The Niger Delta comprised numerous city-states with numerous forms of government. These city-states were protected by the waterways and thick vegetation of the delta. The region was transformed by trade in the 17th century. The delta's city-states were comparable to those of the Swahili people in East Africa. Some, like Bonny, Kalabari, and Warri, had kings. Others, like Brass, were republics with small senates, and those at Cross River and Old Calabar were ruled by merchants of the ekpe society. The ekpe society regulated trade and made rules for members known as house systems. Some of these houses, like the Pepples of Bonny, were well known in the Americas and Europe.

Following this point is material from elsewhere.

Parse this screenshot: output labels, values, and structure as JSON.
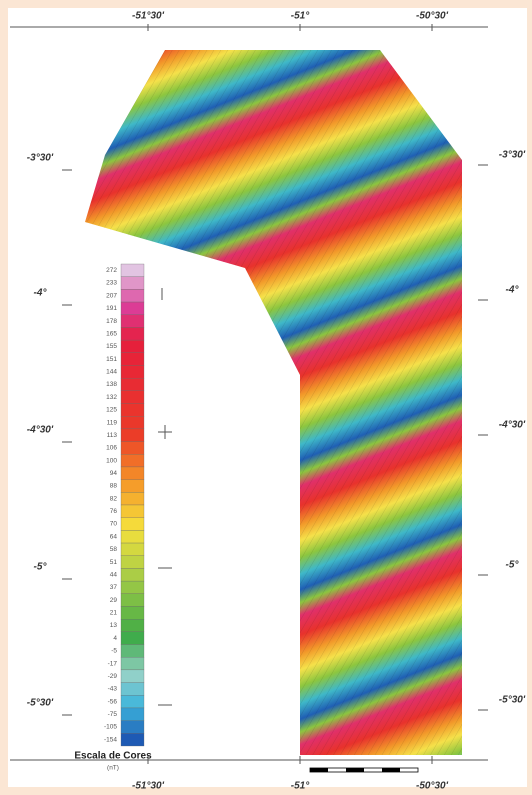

The Igbo lived east of the delta (but with the Anioma on the west of the Niger River). The Kingdom of Nri rose in the 9th century, with the Eze Nri being its leader. It was a political entity composed of villages, and each village was autonomous and independent with its own territory and name, each recognized by its neighbors. Villages were democratic with all males and sometimes females a part of the decision-making process. Graves at Igbo-Ukwu (800 AD) contained brass artifacts of local manufacture and glass beads from Egypt or India, indicative of extraregional trade.